Il tempo è la cosa più preziosa che una persona possa spendere

Pubblicato: Sabato, 06 Luglio 2019 Stampa Email

Far tesoro del proprio tempo, ma cosa significa veramente?
Tutti i giorni pensiamo di investire il nostro tempo nelle cose che per noi contano, nelle persone in cui crediamo o nel lavoro che facciamo. Un significato al valore del tempo hanno provato a darlo alcuni giovani della Parrocchia Sacro Cuore che, dal 17 al 28 Giugno 2019, insieme ad i parroci don Stefano Cambria e don Antonio Arcuri, hanno animato il Grest il quale ha avuto come tema “Wunder”, un simpatico villaggio di vichinghi.


Le vicende dei suoi protagonisti, Asla, Kimi, Re Kork, Nonna Inga e Lomu hanno accompagnato per due settimane le mattine di circa 80 bambini dai 6 agli 11 anni, grazie alla bravura ed al coinvolgimento degli animatori.

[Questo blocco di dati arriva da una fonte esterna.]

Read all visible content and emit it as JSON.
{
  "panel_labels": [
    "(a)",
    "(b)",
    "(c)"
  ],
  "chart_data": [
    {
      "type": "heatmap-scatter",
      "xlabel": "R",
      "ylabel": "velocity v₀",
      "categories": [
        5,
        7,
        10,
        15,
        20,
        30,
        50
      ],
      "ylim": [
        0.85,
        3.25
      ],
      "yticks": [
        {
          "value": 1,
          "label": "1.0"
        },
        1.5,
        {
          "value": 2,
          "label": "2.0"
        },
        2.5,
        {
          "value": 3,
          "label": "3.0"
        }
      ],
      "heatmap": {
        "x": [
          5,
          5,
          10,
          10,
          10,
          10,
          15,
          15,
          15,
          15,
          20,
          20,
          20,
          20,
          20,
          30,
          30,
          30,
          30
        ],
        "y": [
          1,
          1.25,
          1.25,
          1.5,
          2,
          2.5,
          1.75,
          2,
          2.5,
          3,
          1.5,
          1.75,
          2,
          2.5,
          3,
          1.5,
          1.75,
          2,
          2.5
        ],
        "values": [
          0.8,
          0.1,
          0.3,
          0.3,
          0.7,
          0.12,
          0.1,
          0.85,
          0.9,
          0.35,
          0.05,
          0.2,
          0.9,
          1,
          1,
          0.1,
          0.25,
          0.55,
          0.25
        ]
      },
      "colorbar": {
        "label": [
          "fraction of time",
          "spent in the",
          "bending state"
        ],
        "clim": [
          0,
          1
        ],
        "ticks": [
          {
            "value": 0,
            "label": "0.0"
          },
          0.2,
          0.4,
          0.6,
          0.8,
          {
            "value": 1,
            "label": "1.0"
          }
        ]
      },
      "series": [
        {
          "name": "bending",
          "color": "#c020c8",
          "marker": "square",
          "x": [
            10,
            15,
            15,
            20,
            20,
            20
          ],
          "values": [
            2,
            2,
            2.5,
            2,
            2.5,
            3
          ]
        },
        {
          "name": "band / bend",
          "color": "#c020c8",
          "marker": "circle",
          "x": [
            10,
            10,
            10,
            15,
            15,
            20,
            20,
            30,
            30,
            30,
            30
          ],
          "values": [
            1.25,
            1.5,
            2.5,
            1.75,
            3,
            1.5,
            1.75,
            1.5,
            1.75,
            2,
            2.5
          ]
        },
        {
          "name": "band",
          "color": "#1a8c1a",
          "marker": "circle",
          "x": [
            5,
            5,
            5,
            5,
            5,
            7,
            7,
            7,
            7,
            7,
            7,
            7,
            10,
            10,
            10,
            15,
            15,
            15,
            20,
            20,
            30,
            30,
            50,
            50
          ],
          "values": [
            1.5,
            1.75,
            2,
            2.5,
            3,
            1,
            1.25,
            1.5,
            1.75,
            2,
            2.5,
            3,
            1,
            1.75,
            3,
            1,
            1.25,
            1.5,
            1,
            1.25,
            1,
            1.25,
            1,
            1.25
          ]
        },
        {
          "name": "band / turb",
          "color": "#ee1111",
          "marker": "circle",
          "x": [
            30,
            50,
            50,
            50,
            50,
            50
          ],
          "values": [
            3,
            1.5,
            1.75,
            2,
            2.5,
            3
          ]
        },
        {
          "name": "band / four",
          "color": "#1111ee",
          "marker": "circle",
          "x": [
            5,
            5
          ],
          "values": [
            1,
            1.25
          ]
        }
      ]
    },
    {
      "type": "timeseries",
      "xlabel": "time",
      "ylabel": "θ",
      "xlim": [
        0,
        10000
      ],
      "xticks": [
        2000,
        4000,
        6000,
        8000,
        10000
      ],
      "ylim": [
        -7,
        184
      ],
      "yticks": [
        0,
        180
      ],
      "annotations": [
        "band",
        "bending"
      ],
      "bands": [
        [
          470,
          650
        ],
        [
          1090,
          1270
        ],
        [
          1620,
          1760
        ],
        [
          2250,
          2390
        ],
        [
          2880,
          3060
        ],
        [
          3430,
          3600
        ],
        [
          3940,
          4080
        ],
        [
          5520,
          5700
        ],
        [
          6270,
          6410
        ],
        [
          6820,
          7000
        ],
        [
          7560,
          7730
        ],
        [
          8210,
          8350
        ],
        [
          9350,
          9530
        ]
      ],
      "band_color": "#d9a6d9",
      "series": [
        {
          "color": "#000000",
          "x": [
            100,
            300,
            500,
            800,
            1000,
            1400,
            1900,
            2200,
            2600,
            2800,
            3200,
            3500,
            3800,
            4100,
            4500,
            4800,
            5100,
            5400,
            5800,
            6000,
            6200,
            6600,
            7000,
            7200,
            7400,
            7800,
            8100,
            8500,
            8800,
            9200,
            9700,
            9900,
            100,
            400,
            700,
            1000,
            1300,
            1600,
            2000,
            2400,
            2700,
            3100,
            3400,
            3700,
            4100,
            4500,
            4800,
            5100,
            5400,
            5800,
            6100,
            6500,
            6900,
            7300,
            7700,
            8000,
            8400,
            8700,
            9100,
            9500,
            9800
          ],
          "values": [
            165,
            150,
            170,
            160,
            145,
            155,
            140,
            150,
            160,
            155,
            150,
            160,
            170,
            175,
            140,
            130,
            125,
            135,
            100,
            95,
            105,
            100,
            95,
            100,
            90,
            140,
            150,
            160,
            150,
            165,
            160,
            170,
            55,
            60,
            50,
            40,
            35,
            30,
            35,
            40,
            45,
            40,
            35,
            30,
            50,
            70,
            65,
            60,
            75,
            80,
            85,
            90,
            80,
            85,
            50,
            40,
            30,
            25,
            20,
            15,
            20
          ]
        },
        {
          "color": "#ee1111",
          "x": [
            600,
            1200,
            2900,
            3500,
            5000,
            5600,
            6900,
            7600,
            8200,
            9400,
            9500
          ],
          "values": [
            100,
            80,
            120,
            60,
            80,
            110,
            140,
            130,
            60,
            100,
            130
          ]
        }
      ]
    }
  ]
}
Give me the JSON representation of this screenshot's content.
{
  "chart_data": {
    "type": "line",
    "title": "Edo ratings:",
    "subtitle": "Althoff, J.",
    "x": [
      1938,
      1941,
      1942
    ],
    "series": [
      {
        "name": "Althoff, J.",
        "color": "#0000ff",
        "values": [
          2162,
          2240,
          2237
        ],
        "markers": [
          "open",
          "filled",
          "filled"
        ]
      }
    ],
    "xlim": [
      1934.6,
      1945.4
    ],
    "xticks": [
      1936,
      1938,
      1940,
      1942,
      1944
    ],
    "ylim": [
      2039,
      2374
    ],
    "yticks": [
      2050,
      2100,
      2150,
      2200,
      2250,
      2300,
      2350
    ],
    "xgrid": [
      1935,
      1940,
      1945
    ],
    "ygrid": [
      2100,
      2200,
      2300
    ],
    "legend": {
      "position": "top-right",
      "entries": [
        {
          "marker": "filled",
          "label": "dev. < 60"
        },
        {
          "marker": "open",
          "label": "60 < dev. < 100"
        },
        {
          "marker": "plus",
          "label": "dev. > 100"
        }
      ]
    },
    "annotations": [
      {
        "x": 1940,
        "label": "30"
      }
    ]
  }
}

Proprio loro, infatti, sono stati il motore di questo evento, provenienti quasi tutti dal dopo Cresima e dal Servizio Civile Nazionale, promosso, come sempre, dalla Cooperativa Noemi.
La preparazione è iniziata sin da febbraio con la scelta del tema che quest’anno ha seguito quello proposto da “Oragiovane”, una cooperativa formatasi nel contesto delle opere salesiane, ed è continuata con una serie di incontri, mano a mano più frequenti, tra organizzatori ed animatori indirizzati alla conoscenza del gruppo ed alla formazione. Colonna portante del Grest è stata suor Caterina Lievore delle Suore della Divina Volontà.

Gli animatori sono stati divisi in gruppi durante la fase preparatoria, è stato possibile, quindi, creare laboratori, giochi e momenti di preghiera fino all’organizzazione della giornata conclusiva, in gita al Parco della Biodiversità Mediterranea di Catanzaro, che ha rispettato le direttive del tema nazionale ed ha fatto immergere i piccoli nella natura. Ogni giornata ha seguito una struttura precisa: i bambini sono stati divisi in cinque squadre, ognuna di queste con un colore ed un personaggio di appartenenza. Il primo momento è stato quello dell’accoglienza, grazie ad i sorrisi, agli abbracci ed all’intrattenimento degli animatori (diventati attori per l’occasione). Gli stessi hanno proposto la storia di “Wunder” sotto forma di recita con gli abiti cuciti su misura per sembrare veri vichinghi. I piccoli ospiti, divertiti, hanno partecipato alle scenette cercando di mettere insieme gli indizi che venivano loro proposti dagli attori quotidianamente. Fondamentale la parte dedicata ai giochi, sempre diversi e volti a stimolare sia gioco di squadra che sana competizione. Dopo una veloce merenda, i bambini sono stati divisi nelle stanze a tema per i vari laboratori che sono serviti per dare vita ai tanti oggetti presenti nella storia e per favorire l’approccio a tanti materiali come legno, metallo, argilla e tempera.
A fine di ogni giornata il momento di preghiera, durante il quale è stata letta la Parola e sono state svolte brevi attività inerenti la bellezza nelle sue varie forme: dal profumo del pane alla carezza di un amico. La Chiesa del Sacro Cuore ha fatto da scenario ad un momento unico nel quale provare la gioia della condivisione.